Vaticano tentou saída diplomática com destino à Rússia
Antes da ofensiva militar, houve uma tentativa de mediação diplomática conduzida pelo Vaticano. A Santa Sé buscou negociar com os Estados Unidos uma alternativa que evitasse a captura de Maduro: a concessão de asilo político na Rússia. A proposta foi articulada por canais diplomáticos da Igreja Católica, com o argumento de reduzir o risco de instabilidade interna, violência civil e colapso institucional na Venezuela.
O governo russo sinalizou disposição para receber Maduro, repetindo um padrão já observado em crises anteriores envolvendo líderes aliados de Moscou. A iniciativa, no entanto, não prosperou. Maduro rejeitou a saída do país e permaneceu em Caracas, o que levou Washington a descartar a solução diplomática e avançar com a operação militar.
Bloqueio do petróleo venezuelano e pressão sobre Cuba
Após a captura de Maduro, os Estados Unidos impuseram um bloqueio rigoroso ao setor petrolífero venezuelano, eixo central da economia do país. A Venezuela concentra as maiores reservas comprovadas de petróleo do mundo, estimadas em mais de 300 bilhões de barris, mas depende fortemente de exportações para manter funcionamento interno e alianças regionais.
Uma das primeiras medidas foi a suspensão do envio de petróleo venezuelano para Cuba, que recebia cerca de 25 a 30 mil barris diários em condições preferenciais.

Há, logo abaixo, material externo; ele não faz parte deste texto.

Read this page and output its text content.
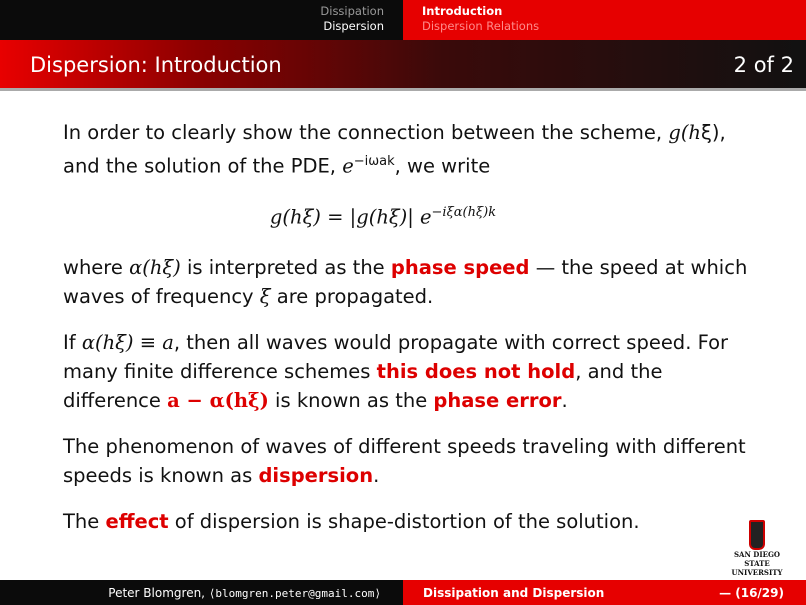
Dissipation
Dispersion
Introduction
Dispersion Relations
Dispersion: Introduction	2 of 2
In order to clearly show the connection between the scheme, g(hξ), and the solution of the PDE, $e^{-i\omega ak}$, we write
g(hξ) = |g(hξ)| $e^{-i\xi\alpha(h\xi)k}$
where α(hξ) is interpreted as the phase speed — the speed at which waves of frequency ξ are propagated.
If α(hξ) ≡ a, then all waves would propagate with correct speed. For many finite difference schemes this does not hold, and the difference a − α(hξ) is known as the phase error.
The phenomenon of waves of different speeds traveling with different speeds is known as dispersion.
The effect of dispersion is shape-distortion of the solution.
SAN DIEGO STATE
UNIVERSITY
Peter Blomgren, ⟨blomgren.peter@gmail.com⟩	Dissipation and Dispersion	— (16/29)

O impacto sobre a ilha é imediato. Cuba já enfrenta uma crise energética crônica, com apagões frequentes, queda de produção industrial e retração econômica. Analistas comparam o cenário ao colapso dos anos 1990, após o fim do apoio soviético, quando o PIB cubano recuou mais de 35% em poucos anos.

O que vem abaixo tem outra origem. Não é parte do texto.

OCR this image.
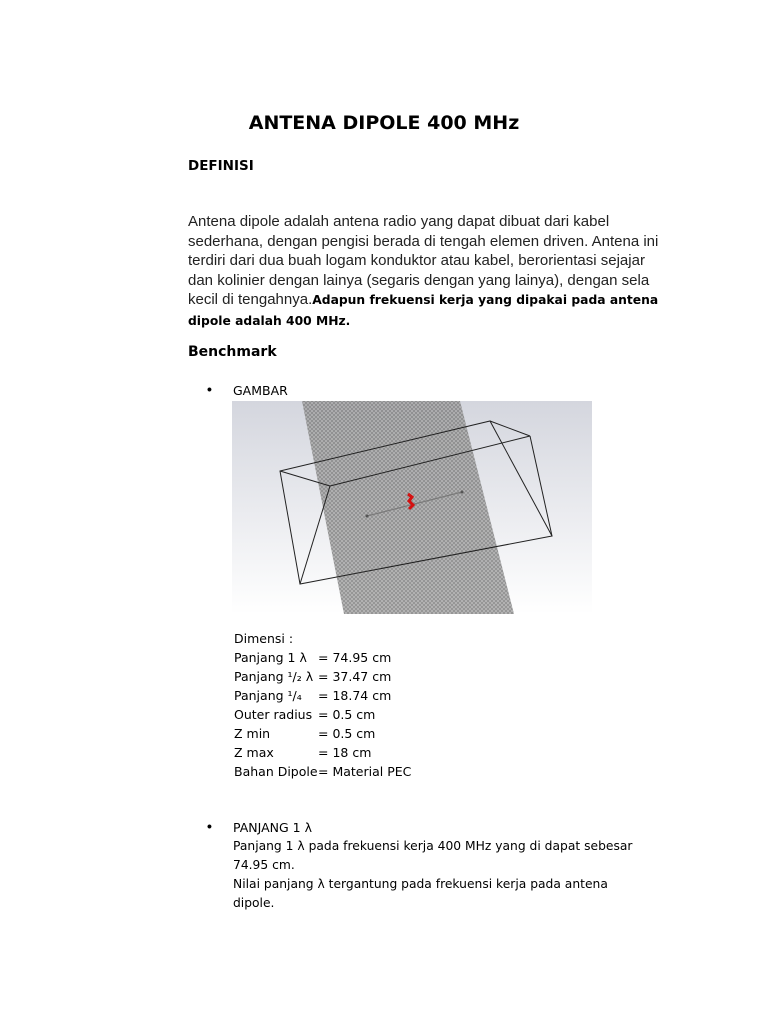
ANTENA DIPOLE 400 MHz
DEFINISI
Antena dipole adalah antena radio yang dapat dibuat dari kabel sederhana, dengan pengisi berada di tengah elemen driven. Antena ini terdiri dari dua buah logam konduktor atau kabel, berorientasi sejajar dan kolinier dengan lainya (segaris dengan yang lainya), dengan sela kecil di tengahnya.Adapun frekuensi kerja yang dipakai pada antena dipole adalah 400 MHz.
Benchmark
• GAMBAR
Dimensi :
Panjang 1 λ = 74.95 cm
Panjang ¹/₂ λ = 37.47 cm
Panjang ¹/₄ = 18.74 cm
Outer radius = 0.5 cm
Z min	= 0.5 cm
Z max	= 18 cm
Bahan Dipole= Material PEC
• PANJANG 1 λ
Panjang 1 λ pada frekuensi kerja 400 MHz yang di dapat sebesar
74.95 cm.
Nilai panjang λ tergantung pada frekuensi kerja pada antena dipole.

Trump passou a exigir acordos diretos com Havana, vinculando qualquer flexibilização à abertura econômica e a compromissos políticos. O governo cubano rejeitou negociações sob coerção e reafirmou que não aceita tratados que violem sua soberania.
Repercussões regionais e mensagem ao Oriente Médio
A ação norte-americana extrapola o eixo latino-americano. Especialistas avaliam que a captura de Maduro envia um recado direto ao Irã, aliado estratégico da Venezuela nas últimas duas décadas. Caracas e Teerã mantiveram cooperação em áreas como energia, defesa e logística, além de alinhamento político contra sanções ocidentais.

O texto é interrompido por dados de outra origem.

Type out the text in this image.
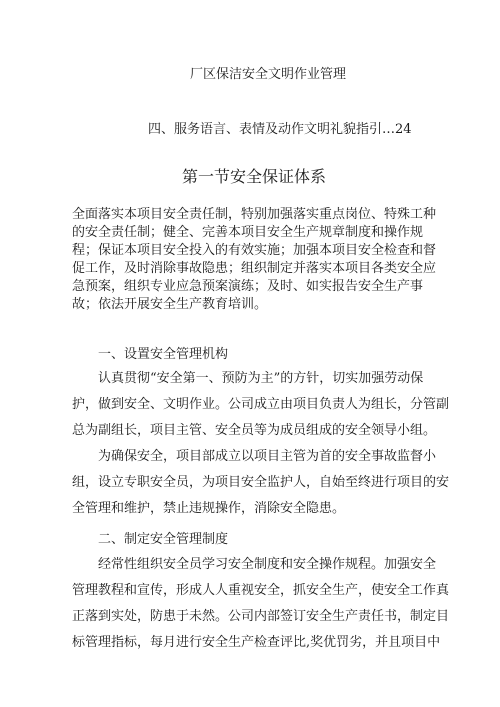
厂区保洁安全文明作业管理
四、服务语言、表情及动作文明礼貌指引…24
第一节安全保证体系
全面落实本项目安全责任制，特别加强落实重点岗位、特殊工种
的安全责任制；健全、完善本项目安全生产规章制度和操作规
程；保证本项目安全投入的有效实施；加强本项目安全检查和督
促工作，及时消除事故隐患；组织制定并落实本项目各类安全应
急预案，组织专业应急预案演练；及时、如实报告安全生产事
故；依法开展安全生产教育培训。
一、设置安全管理机构
认真贯彻“安全第一、预防为主”的方针，切实加强劳动保
护，做到安全、文明作业。公司成立由项目负责人为组长，分管副
总为副组长，项目主管、安全员等为成员组成的安全领导小组。
为确保安全，项目部成立以项目主管为首的安全事故监督小
组，设立专职安全员，为项目安全监护人，自始至终进行项目的安
全管理和维护，禁止违规操作，消除安全隐患。
二、制定安全管理制度
经常性组织安全员学习安全制度和安全操作规程。加强安全
管理教程和宣传，形成人人重视安全，抓安全生产，使安全工作真
正落到实处，防患于未然。公司内部签订安全生产责任书，制定目
标管理指标，每月进行安全生产检查评比,奖优罚劣，并且项目中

Ao atuar militarmente na Venezuela, Washington sinaliza que está disposto a ir além de sanções econômicas e isolamento diplomático, utilizando força direta para desmontar governos considerados hostis. A leitura no Oriente Médio é de aumento do risco estratégico, especialmente em um contexto de instabilidade no Golfo, tensões com Israel e disputas por rotas energéticas.
Reações internacionais e debate jurídico
A operação gerou críticas de países como Rússia e China, que questionam a legalidade da captura de um chefe de Estado em exercício sem aval explícito de organismos multilaterais. Em fóruns internacionais, o argumento recorrente é o enfraquecimento das normas de não-intervenção e o risco de precedentes que normalizam ações unilaterais.
Na Europa, a reação é mais fragmentada. Alguns governos avaliam a queda de Maduro como uma oportunidade de reorganização política na Venezuela, enquanto outros demonstram preocupação com o uso da força e com os impactos humanitários decorrentes do bloqueio econômico.
Conclusão
A captura de Nicolás Maduro marca uma inflexão clara na política externa dos Estados Unidos: de uma estratégia baseada majoritariamente em sanções para uma lógica de intervenção direta e controle de fluxos estratégicos, especialmente o petróleo. A tentativa frustrada do Vaticano de negociar o asilo de Maduro na Rússia evidencia que havia caminhos diplomáticos em curso, mas que foram superados pela opção militar.
O episódio redefine o equilíbrio de forças no Caribe, pressiona Cuba, reposiciona a Venezuela no cenário internacional e amplia a tensão global, com reflexos que vão além da América Latina. O desdobramento desse movimento ainda depende das respostas internacionais, da reorganização interna venezuelana e da capacidade dos Estados Unidos de sustentar politicamente uma nova fase de protagonismo coercitivo no sistema global.